What the first gate actually checks
Our first reliability gate is unglamorous. We hand the model a single task with one or two tools. The task does not need creativity. It needs the model to read the tool’s input schema, fill it in correctly, and emit a call that the runtime can parse.
That is harder than it sounds. Tool schemas are usually short enough that a fluent reader can hold them in working memory. They are also full of small constraints that are easy to violate: a flag that takes a string and not a list, a command field that does not accept newlines, a path that has to be absolute. A model that produces a confident-sounding tool call with the wrong shape is not a small failure. It is a failure of the most basic contract between the model and the runtime around it.
We do not look at this gate as a hard pass-fail on the first try. Models can have a bad sample. The thing we actually care about is whether the model recovers when the runtime returns a schema error. That is the second half of the gate: the model gets one structured retry, told exactly what was wrong, and then we look at what it does with that information.
The two-failure rule
A first failure is information. A second failure on the same input, with the schema error already in front of the model, is a different kind of information.

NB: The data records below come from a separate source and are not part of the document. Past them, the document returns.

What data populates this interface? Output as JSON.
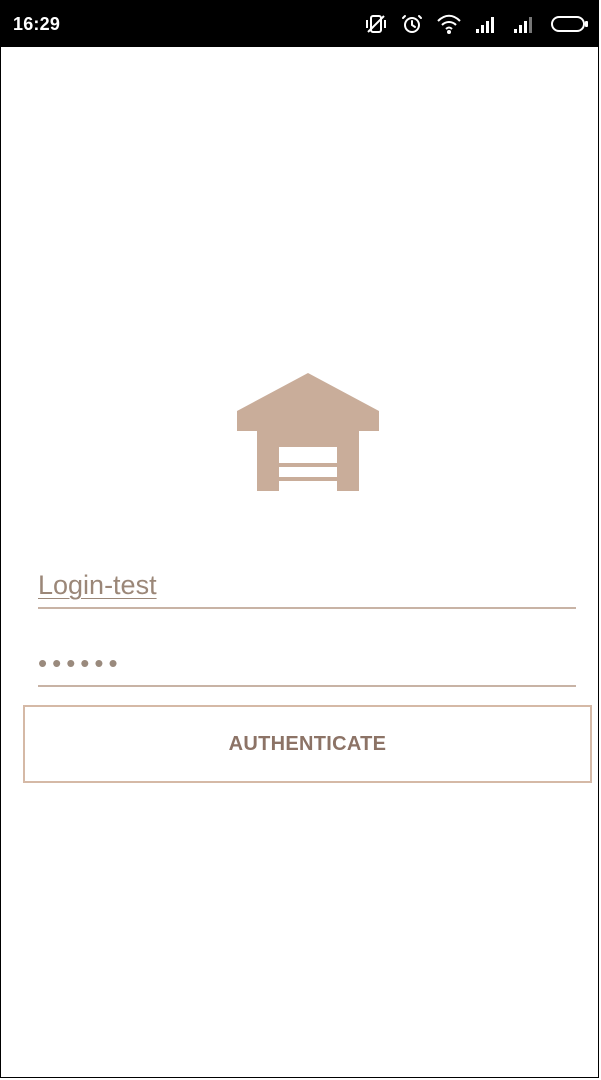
{
  "status_bar": {
    "time": "16:29",
    "icons": [
      "vibrate-off-icon",
      "alarm-icon",
      "wifi-icon",
      "signal-icon",
      "signal-weak-icon",
      "battery-icon"
    ]
  },
  "app": {
    "logo_icon": "warehouse-icon",
    "colors": {
      "accent": "#c9ad9a",
      "button_border": "#d5b9a6",
      "button_text": "#8c7366",
      "field_text": "#9b8778",
      "field_line": "#c8b3a5",
      "status_bar": "#000000"
    }
  },
  "form": {
    "login_value": "Login-test",
    "password_value": "••••••",
    "submit_label": "AUTHENTICATE"
  }
}
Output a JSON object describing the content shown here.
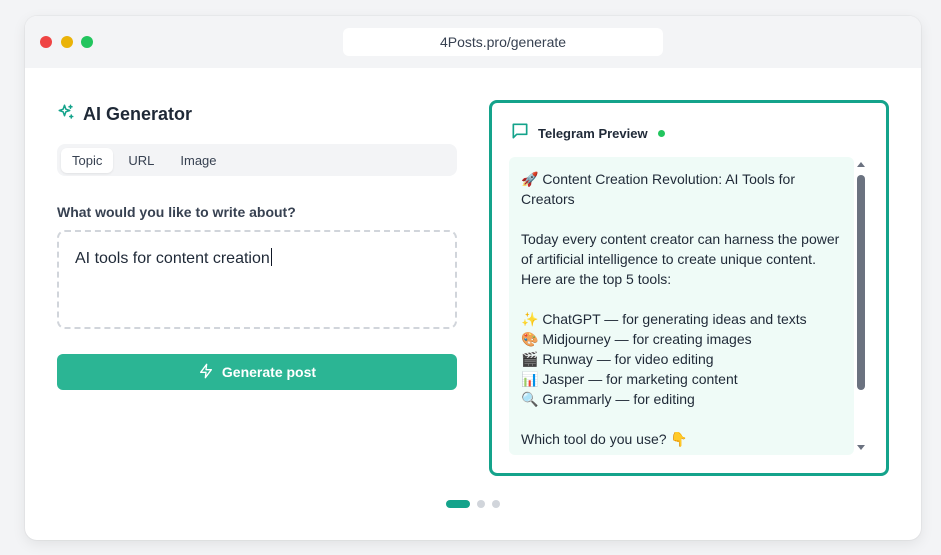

We stop after two failures on the same gate. The reason is not that the model is broken in some general sense. It is that we now know something specific: the model cannot reliably call this tool, even when shown the exact violation. That is not a bug we can route around. It is a fitness signal for the role.
The pattern that pushed us to formalize this rule was a model that produced clean prose, scored well on standard benchmarks, and confidently violated the same tool schema twice in a row when we tried it on a real task. The first violation was a string that should have been a list. The second violation, after we returned the schema error verbatim, was the same string in a slightly different shape. The model never registered that the runtime had given it a corrective signal.

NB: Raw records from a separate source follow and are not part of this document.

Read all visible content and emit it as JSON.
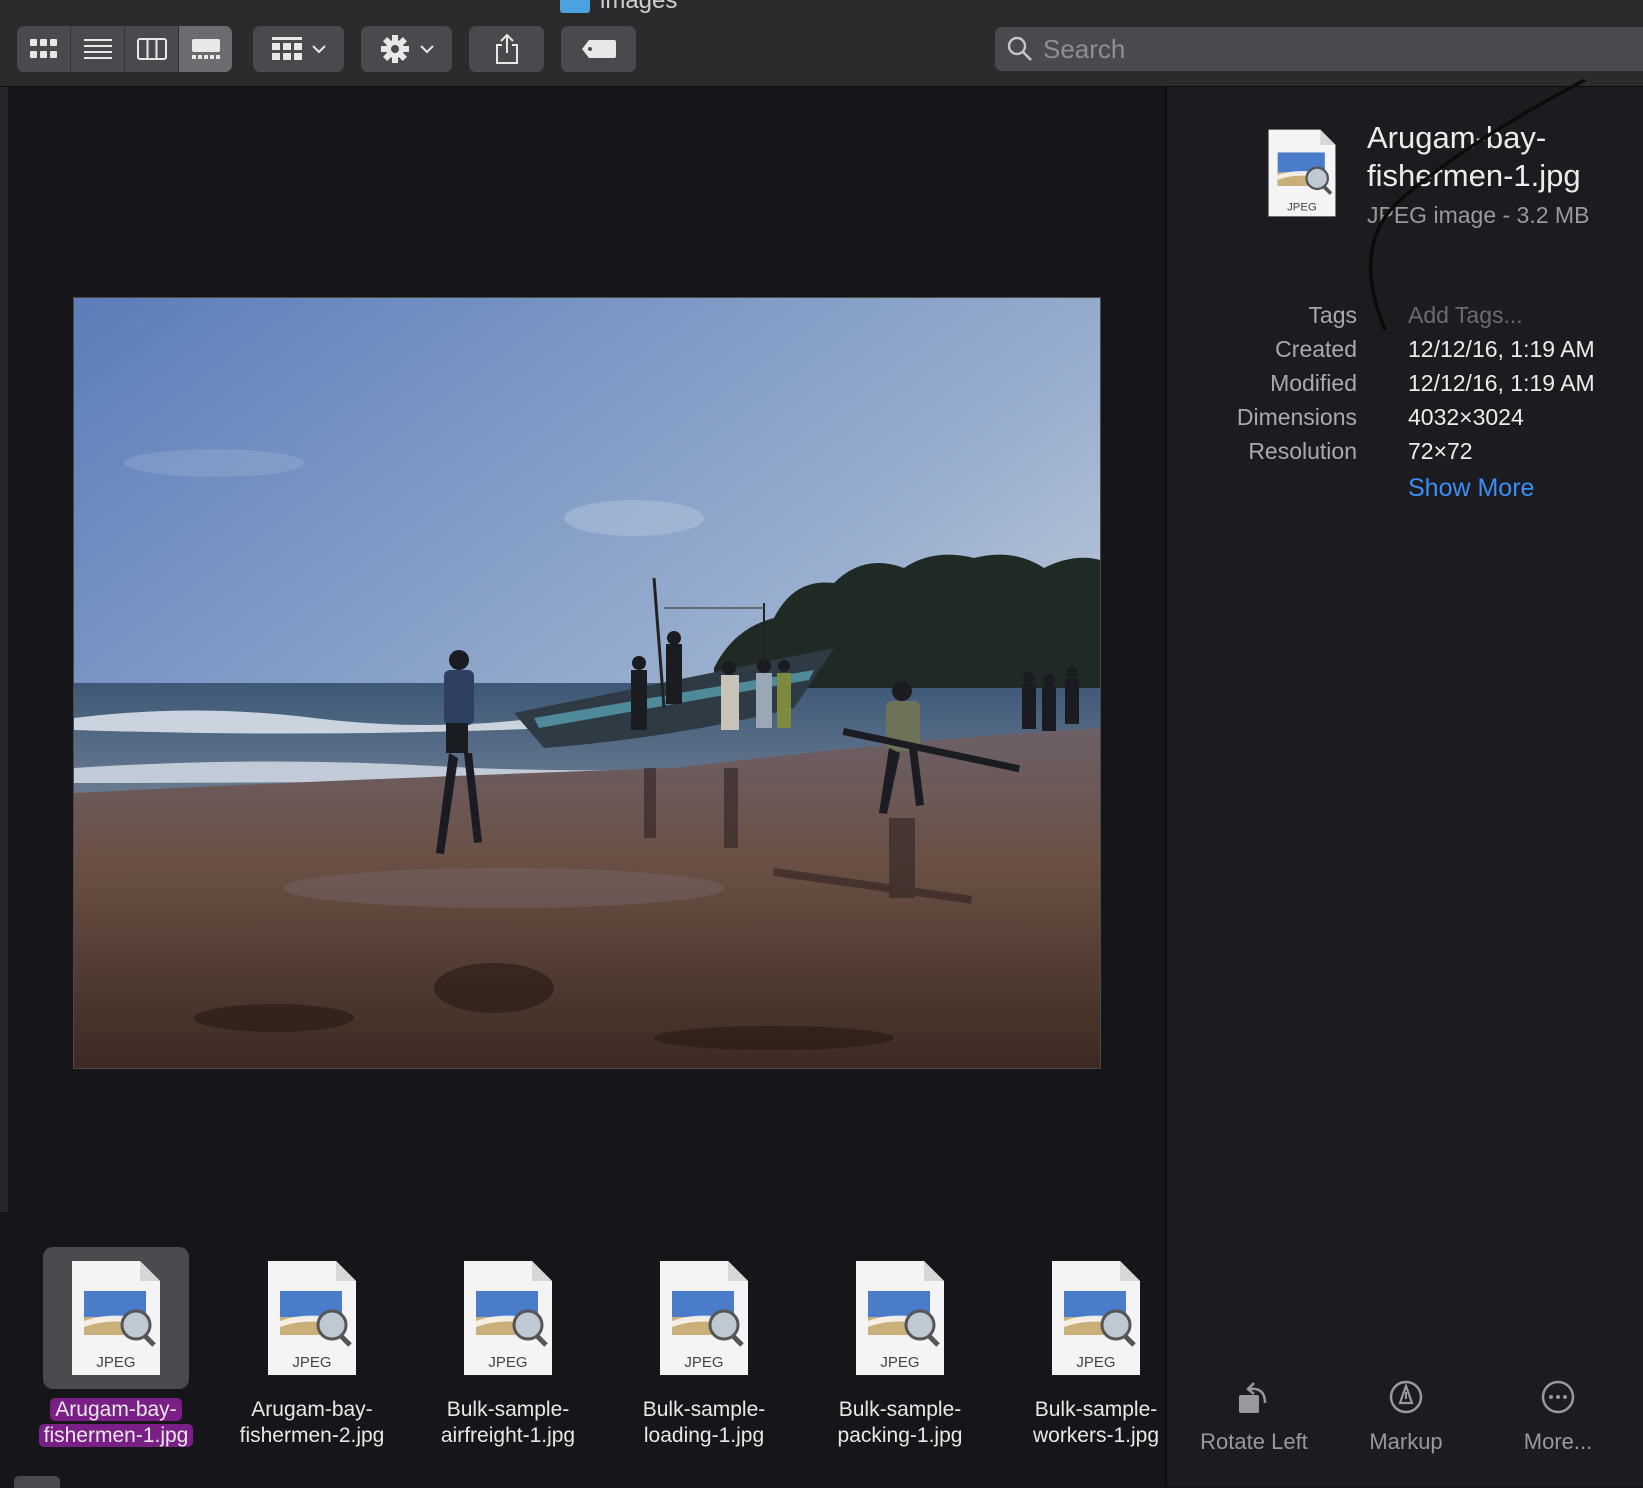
{
  "window": {
    "title": "images"
  },
  "toolbar": {
    "view_modes": [
      "icon-view",
      "list-view",
      "column-view",
      "gallery-view"
    ],
    "active_view": "gallery-view",
    "search": {
      "placeholder": "Search",
      "value": ""
    }
  },
  "preview": {
    "file": "Arugam-bay-fishermen-1.jpg"
  },
  "strip": {
    "items": [
      {
        "line1": "Arugam-bay-",
        "line2": "fishermen-1.jpg",
        "badge": "JPEG",
        "selected": true
      },
      {
        "line1": "Arugam-bay-",
        "line2": "fishermen-2.jpg",
        "badge": "JPEG",
        "selected": false
      },
      {
        "line1": "Bulk-sample-",
        "line2": "airfreight-1.jpg",
        "badge": "JPEG",
        "selected": false
      },
      {
        "line1": "Bulk-sample-",
        "line2": "loading-1.jpg",
        "badge": "JPEG",
        "selected": false
      },
      {
        "line1": "Bulk-sample-",
        "line2": "packing-1.jpg",
        "badge": "JPEG",
        "selected": false
      },
      {
        "line1": "Bulk-sample-",
        "line2": "workers-1.jpg",
        "badge": "JPEG",
        "selected": false
      }
    ]
  },
  "inspector": {
    "icon_badge": "JPEG",
    "title_line1": "Arugam-bay-",
    "title_line2": "fishermen-1.jpg",
    "subtitle": "JPEG image - 3.2 MB",
    "tags": {
      "label": "Tags",
      "placeholder": "Add Tags..."
    },
    "created": {
      "label": "Created",
      "value": "12/12/16, 1:19 AM"
    },
    "modified": {
      "label": "Modified",
      "value": "12/12/16, 1:19 AM"
    },
    "dimensions": {
      "label": "Dimensions",
      "value": "4032×3024"
    },
    "resolution": {
      "label": "Resolution",
      "value": "72×72"
    },
    "show_more": "Show More",
    "actions": {
      "rotate_left": "Rotate Left",
      "markup": "Markup",
      "more": "More..."
    }
  },
  "colors": {
    "accent": "#3a8ef6",
    "selection": "#7a1f86",
    "toolbar_bg": "#2b2b2e",
    "window_bg": "#16161a"
  }
}
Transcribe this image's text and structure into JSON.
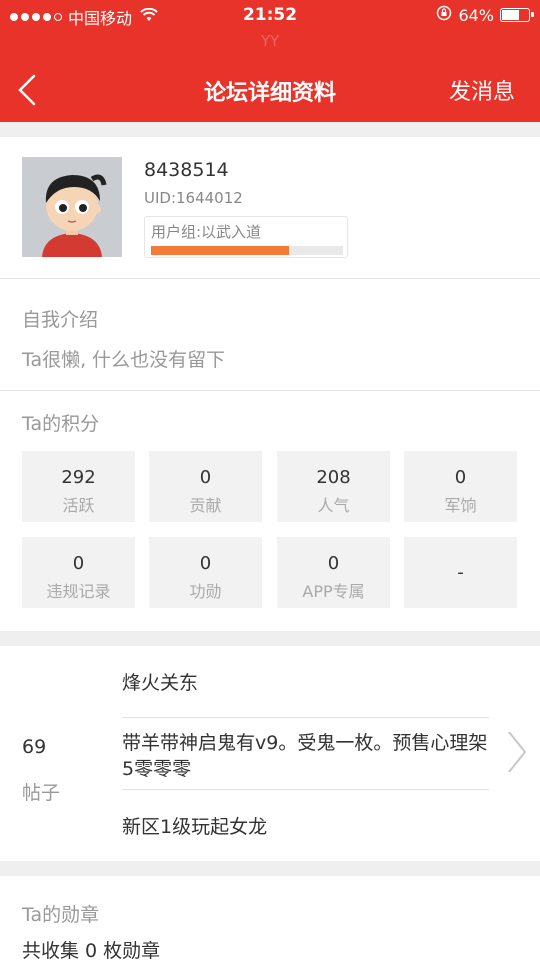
{
  "status_bar": {
    "carrier": "中国移动",
    "time": "21:52",
    "battery": "64%",
    "battery_level": 0.64,
    "ghost_text": "YY"
  },
  "nav": {
    "title": "论坛详细资料",
    "action": "发消息",
    "back_icon": "chevron-left-icon"
  },
  "profile": {
    "username": "8438514",
    "uid": "UID:1644012",
    "group": "用户组:以武入道",
    "group_progress": 0.72
  },
  "intro": {
    "title": "自我介绍",
    "text": "Ta很懒, 什么也没有留下"
  },
  "points": {
    "title": "Ta的积分",
    "items": [
      {
        "value": "292",
        "label": "活跃"
      },
      {
        "value": "0",
        "label": "贡献"
      },
      {
        "value": "208",
        "label": "人气"
      },
      {
        "value": "0",
        "label": "军饷"
      },
      {
        "value": "0",
        "label": "违规记录"
      },
      {
        "value": "0",
        "label": "功勋"
      },
      {
        "value": "0",
        "label": "APP专属"
      },
      {
        "value": "-",
        "label": ""
      }
    ]
  },
  "posts": {
    "count": "69",
    "label": "帖子",
    "items": [
      "烽火关东",
      "带羊带神启鬼有v9。受鬼一枚。预售心理架5零零零",
      "新区1级玩起女龙"
    ]
  },
  "medals": {
    "title": "Ta的勋章",
    "summary": "共收集 0 枚勋章"
  },
  "colors": {
    "brand_red": "#e8332a",
    "progress_orange": "#f47a3a"
  }
}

A model that does not internalize a tool error from one turn to the next is not a model we can put in front of long-horizon work. The tasks we care about look like ten or fifteen step chains where the runtime returns small corrections all the way down. If turn two does not learn from turn one, turn ten is going to be a graveyard.
Why benchmarks miss this
Public benchmarks for tool use are usually run as one-shot calls against a fixed schema, scored on whether the call parses and the answer is right. Those benchmarks do not punish a model for ignoring an error message it has already seen. They are not designed to.
The failure mode we care about is not “can the model call this tool” but “can the model call this tool, and if it makes a mistake, can it use the runtime’s reply to fix the mistake.” Those are two different abilities. A model can score well on the first and have nothing to offer on the second.

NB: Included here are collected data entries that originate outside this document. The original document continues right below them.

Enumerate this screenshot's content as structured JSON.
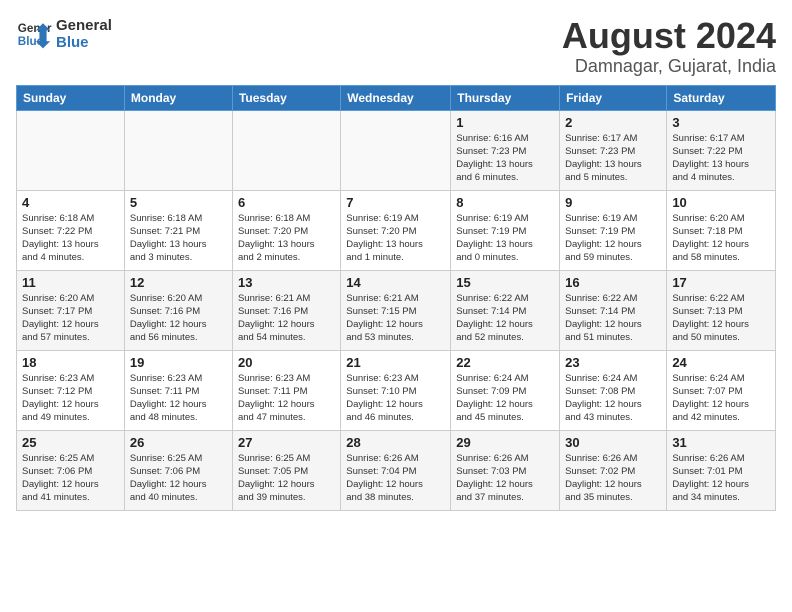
{
  "header": {
    "logo_line1": "General",
    "logo_line2": "Blue",
    "month_year": "August 2024",
    "location": "Damnagar, Gujarat, India"
  },
  "weekdays": [
    "Sunday",
    "Monday",
    "Tuesday",
    "Wednesday",
    "Thursday",
    "Friday",
    "Saturday"
  ],
  "weeks": [
    [
      {
        "day": "",
        "info": ""
      },
      {
        "day": "",
        "info": ""
      },
      {
        "day": "",
        "info": ""
      },
      {
        "day": "",
        "info": ""
      },
      {
        "day": "1",
        "info": "Sunrise: 6:16 AM\nSunset: 7:23 PM\nDaylight: 13 hours\nand 6 minutes."
      },
      {
        "day": "2",
        "info": "Sunrise: 6:17 AM\nSunset: 7:23 PM\nDaylight: 13 hours\nand 5 minutes."
      },
      {
        "day": "3",
        "info": "Sunrise: 6:17 AM\nSunset: 7:22 PM\nDaylight: 13 hours\nand 4 minutes."
      }
    ],
    [
      {
        "day": "4",
        "info": "Sunrise: 6:18 AM\nSunset: 7:22 PM\nDaylight: 13 hours\nand 4 minutes."
      },
      {
        "day": "5",
        "info": "Sunrise: 6:18 AM\nSunset: 7:21 PM\nDaylight: 13 hours\nand 3 minutes."
      },
      {
        "day": "6",
        "info": "Sunrise: 6:18 AM\nSunset: 7:20 PM\nDaylight: 13 hours\nand 2 minutes."
      },
      {
        "day": "7",
        "info": "Sunrise: 6:19 AM\nSunset: 7:20 PM\nDaylight: 13 hours\nand 1 minute."
      },
      {
        "day": "8",
        "info": "Sunrise: 6:19 AM\nSunset: 7:19 PM\nDaylight: 13 hours\nand 0 minutes."
      },
      {
        "day": "9",
        "info": "Sunrise: 6:19 AM\nSunset: 7:19 PM\nDaylight: 12 hours\nand 59 minutes."
      },
      {
        "day": "10",
        "info": "Sunrise: 6:20 AM\nSunset: 7:18 PM\nDaylight: 12 hours\nand 58 minutes."
      }
    ],
    [
      {
        "day": "11",
        "info": "Sunrise: 6:20 AM\nSunset: 7:17 PM\nDaylight: 12 hours\nand 57 minutes."
      },
      {
        "day": "12",
        "info": "Sunrise: 6:20 AM\nSunset: 7:16 PM\nDaylight: 12 hours\nand 56 minutes."
      },
      {
        "day": "13",
        "info": "Sunrise: 6:21 AM\nSunset: 7:16 PM\nDaylight: 12 hours\nand 54 minutes."
      },
      {
        "day": "14",
        "info": "Sunrise: 6:21 AM\nSunset: 7:15 PM\nDaylight: 12 hours\nand 53 minutes."
      },
      {
        "day": "15",
        "info": "Sunrise: 6:22 AM\nSunset: 7:14 PM\nDaylight: 12 hours\nand 52 minutes."
      },
      {
        "day": "16",
        "info": "Sunrise: 6:22 AM\nSunset: 7:14 PM\nDaylight: 12 hours\nand 51 minutes."
      },
      {
        "day": "17",
        "info": "Sunrise: 6:22 AM\nSunset: 7:13 PM\nDaylight: 12 hours\nand 50 minutes."
      }
    ],
    [
      {
        "day": "18",
        "info": "Sunrise: 6:23 AM\nSunset: 7:12 PM\nDaylight: 12 hours\nand 49 minutes."
      },
      {
        "day": "19",
        "info": "Sunrise: 6:23 AM\nSunset: 7:11 PM\nDaylight: 12 hours\nand 48 minutes."
      },
      {
        "day": "20",
        "info": "Sunrise: 6:23 AM\nSunset: 7:11 PM\nDaylight: 12 hours\nand 47 minutes."
      },
      {
        "day": "21",
        "info": "Sunrise: 6:23 AM\nSunset: 7:10 PM\nDaylight: 12 hours\nand 46 minutes."
      },
      {
        "day": "22",
        "info": "Sunrise: 6:24 AM\nSunset: 7:09 PM\nDaylight: 12 hours\nand 45 minutes."
      },
      {
        "day": "23",
        "info": "Sunrise: 6:24 AM\nSunset: 7:08 PM\nDaylight: 12 hours\nand 43 minutes."
      },
      {
        "day": "24",
        "info": "Sunrise: 6:24 AM\nSunset: 7:07 PM\nDaylight: 12 hours\nand 42 minutes."
      }
    ],
    [
      {
        "day": "25",
        "info": "Sunrise: 6:25 AM\nSunset: 7:06 PM\nDaylight: 12 hours\nand 41 minutes."
      },
      {
        "day": "26",
        "info": "Sunrise: 6:25 AM\nSunset: 7:06 PM\nDaylight: 12 hours\nand 40 minutes."
      },
      {
        "day": "27",
        "info": "Sunrise: 6:25 AM\nSunset: 7:05 PM\nDaylight: 12 hours\nand 39 minutes."
      },
      {
        "day": "28",
        "info": "Sunrise: 6:26 AM\nSunset: 7:04 PM\nDaylight: 12 hours\nand 38 minutes."
      },
      {
        "day": "29",
        "info": "Sunrise: 6:26 AM\nSunset: 7:03 PM\nDaylight: 12 hours\nand 37 minutes."
      },
      {
        "day": "30",
        "info": "Sunrise: 6:26 AM\nSunset: 7:02 PM\nDaylight: 12 hours\nand 35 minutes."
      },
      {
        "day": "31",
        "info": "Sunrise: 6:26 AM\nSunset: 7:01 PM\nDaylight: 12 hours\nand 34 minutes."
      }
    ]
  ]
}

We treat the second ability as load-bearing for everything else. A pipeline that depends on a model producing valid tool calls only when its first guess is right is not a pipeline. It is a coin flip. The thing that makes the rest of the system work is the loop: the model proposes, the runtime checks, the runtime replies, the model adjusts. Without the adjust step, every other tool, retry, and gate has to compensate for the gap.
What we do with the result
When a model fails the same gate twice, we do not retry. We do not move to a more lenient gate. We mark the model as unfit for the role and move on. The cost of getting this wrong is steep: a single tool-calling failure can cascade through a chain and require a human to untangle work that should have completed quietly.
We keep a small note for each model that records the specific failure mode. This is not for the model. It is for us. Six months from now, when someone asks why we are not using model X for a particular role, we want a one-line answer that is more useful than “we tried it and it didn’t work.” A note that says “X violates command schemas under retry pressure” is the kind of memory that survives turnover and saves the next round of evaluation from starting from zero.
The same model can pass the same gate later, after a new release. We do not assume failure is permanent. But the bar to re-evaluate is “the model has changed in a way that plausibly affects this,” not “we wish this had worked the first time.”
What this is really about
The work we do is full of small contracts. A tool schema is one of them. A run cycle is another. A status field on a task is a third. Most of the time, the model holds up its end of the contract and we never notice. The gates exist for the moments when it does not, and the discipline of believing them is what keeps the rest of the system honest.
The thing that took us a while to internalize is that benchmark scores and gate behavior measure different things. A model can be smart on paper and still fail to act on a corrective signal in front of it. When that happens twice on the simplest test we have, the cheapest thing we can do is take the result at face value, write down what we saw, and pick a different model for the role.